O sonho de José transforma-se em pesadelo ao dar-se conta de que a sua noiva está grávida sem a participação dele. A descoberta transforma a vida de José numa luta interior, entre o amor e a condenação. O peso da lei e da tradição não lhe permitem ir além do “repúdio em segredo”. O amor, porém, mostra-lhe outro caminho que não só não condena Maria, como o transforma a ele em verdadeiro pai.
Reflexão da Palavra
O salmo 23 convida a reconhecer que Deus é o Rei da glória, para fazer sentido o esforço que implica procurar o Senhor e subir ao templo para aí habitar com ele. O rei Acaz não quer subir, pelo contrário, prefere manter-se na descrença sobre o poder de Deus, que aos seus olhos se mostra incapaz para salvar o seu povo, e procura fazer alianças com outros reis sem saber os perigos em que se mete. Nem os homens nem Deus suportam esta atitude do rei. Por isso, Deus vai mostrar-lhe que ele ainda é o Senhor de Israel, cumprindo a promessa feita a David: “o próprio Senhor vos dará um sinal: a virgem conceberá e dará à luz um filho e o seu nome será Emanuel”.
O sinal de Deus é Jesus, nascido de Maria “segundo a carne”, nas circunstâncias que o evangelho de Mateus nos apresenta: “o nascimento de Jesus deu-se do seguinte modo”. Mateus começa por narrar os factos que antecedem o nascimento, envoltos em mistério, em desconfiança, com sinais de traição.
Maria, noiva de José, encontra-se grávida sem que os dois tivessem estado juntos. A gravidade dos factos aponta para a denúncia da traição e a condenação da traidora. José remexe dentro dele na busca de uma resposta que não encontra, perante a vidência da gravidez. Ele ama Maria, mas a traição apresenta-se maior do que qualquer amor. Como foi possível? A “minha” noiva… Tocaram na minha propriedade. O problema da posse…
José entra no caminho da mágoa, da honra ofendida, da ferida que sangra. Apesar de tudo, o amor não lhe permite denunciar e condenar, e decide “repudia-la em segredo”. Repudiá-la é afastá-la para longe dos olhos. José era um homem “justo”.
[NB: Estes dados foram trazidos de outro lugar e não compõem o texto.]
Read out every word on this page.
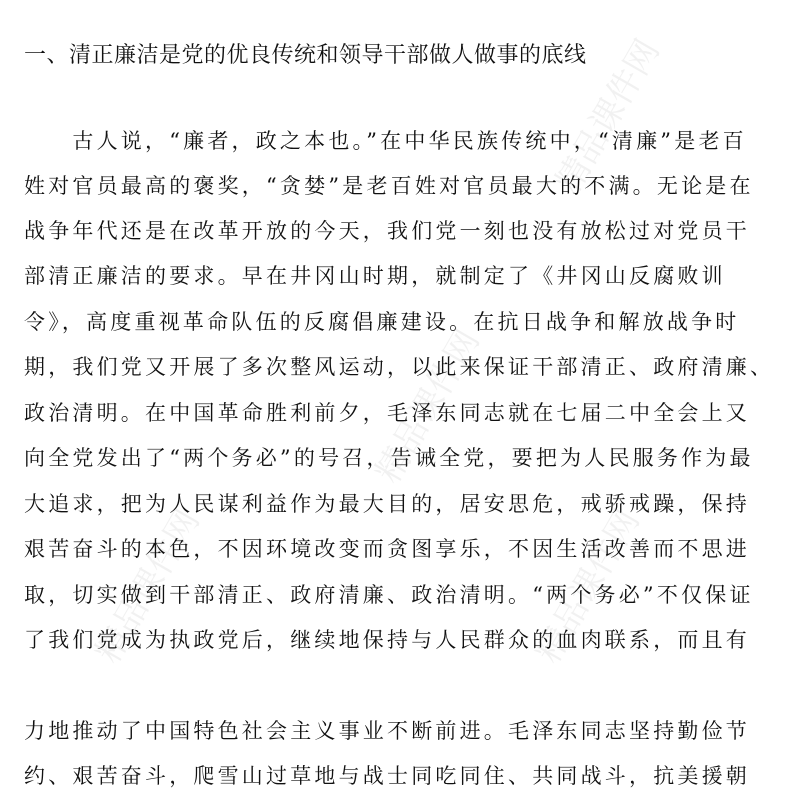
精品课件网
精品课件网
精品课件网	精品课件网
一、清正廉洁是党的优良传统和领导干部做人做事的底线
　　古人说，“廉者，政之本也。”在中华民族传统中，“清廉”是老百
姓对官员最高的褒奖，“贪婪”是老百姓对官员最大的不满。无论是在
战争年代还是在改革开放的今天，我们党一刻也没有放松过对党员干
部清正廉洁的要求。早在井冈山时期，就制定了《井冈山反腐败训
令》，高度重视革命队伍的反腐倡廉建设。在抗日战争和解放战争时
期，我们党又开展了多次整风运动，以此来保证干部清正、政府清廉、
政治清明。在中国革命胜利前夕，毛泽东同志就在七届二中全会上又
向全党发出了“两个务必”的号召，告诫全党，要把为人民服务作为最
大追求，把为人民谋利益作为最大目的，居安思危，戒骄戒躁，保持
艰苦奋斗的本色，不因环境改变而贪图享乐，不因生活改善而不思进
取，切实做到干部清正、政府清廉、政治清明。“两个务必”不仅保证
了我们党成为执政党后，继续地保持与人民群众的血肉联系，而且有
力地推动了中国特色社会主义事业不断前进。毛泽东同志坚持勤俭节
约、艰苦奋斗，爬雪山过草地与战士同吃同住、共同战斗，抗美援朝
Deus, porém, quer José em outro caminho, o caminho do amor que salva. O sonho de ser feliz não termina aqui para aquele que se deixa salvar pelo amor. José ainda vive o sonho do amor e, no sonho, deixa Deus gerar nele a paternidade e assume Jesus (Deus salva) como filho.
Paulo vê na sua vida sinais evidentes de um amor que o salva, transformando-o em apóstolo do evangelho de Jesus, Deus e homem verdadeiro. E este Jesus que ele anuncia, concede a todos a graça de serem salvos no amor.
Meditação da Palavra
Há uma história que envolve um homem e uma mulher, em tudo natural, em tudo extraordinária porque se trata de uma história de amor. Ela chama-se Maria e ele José e estão noivos. Ela aparece grávida. Tudo normal. Na gravidez de uma mulher, solteira ou não, tudo é humanamente natural e tudo é humanamente extraordinário. O natural é a gravidez e o extraordinário é uma criança que nasce.
O ser natural não tem porque ser banal, sobretudo quando é manifestação de amor, e uma gravidez é sempre a revelação da intimidade do amor.
Achando-se grávida, Maria encontra-se cheia de graça. Encontrando-a grávida, sem ter contribuído em nada para isso, José, homem justo, encontra-se em desgraça. Desconcertado na sua masculinidade, entra em conflito interior. Há uma lei que deve cumprir-se, mas que o amor não permite. Denunciar Maria é condena-la à morte.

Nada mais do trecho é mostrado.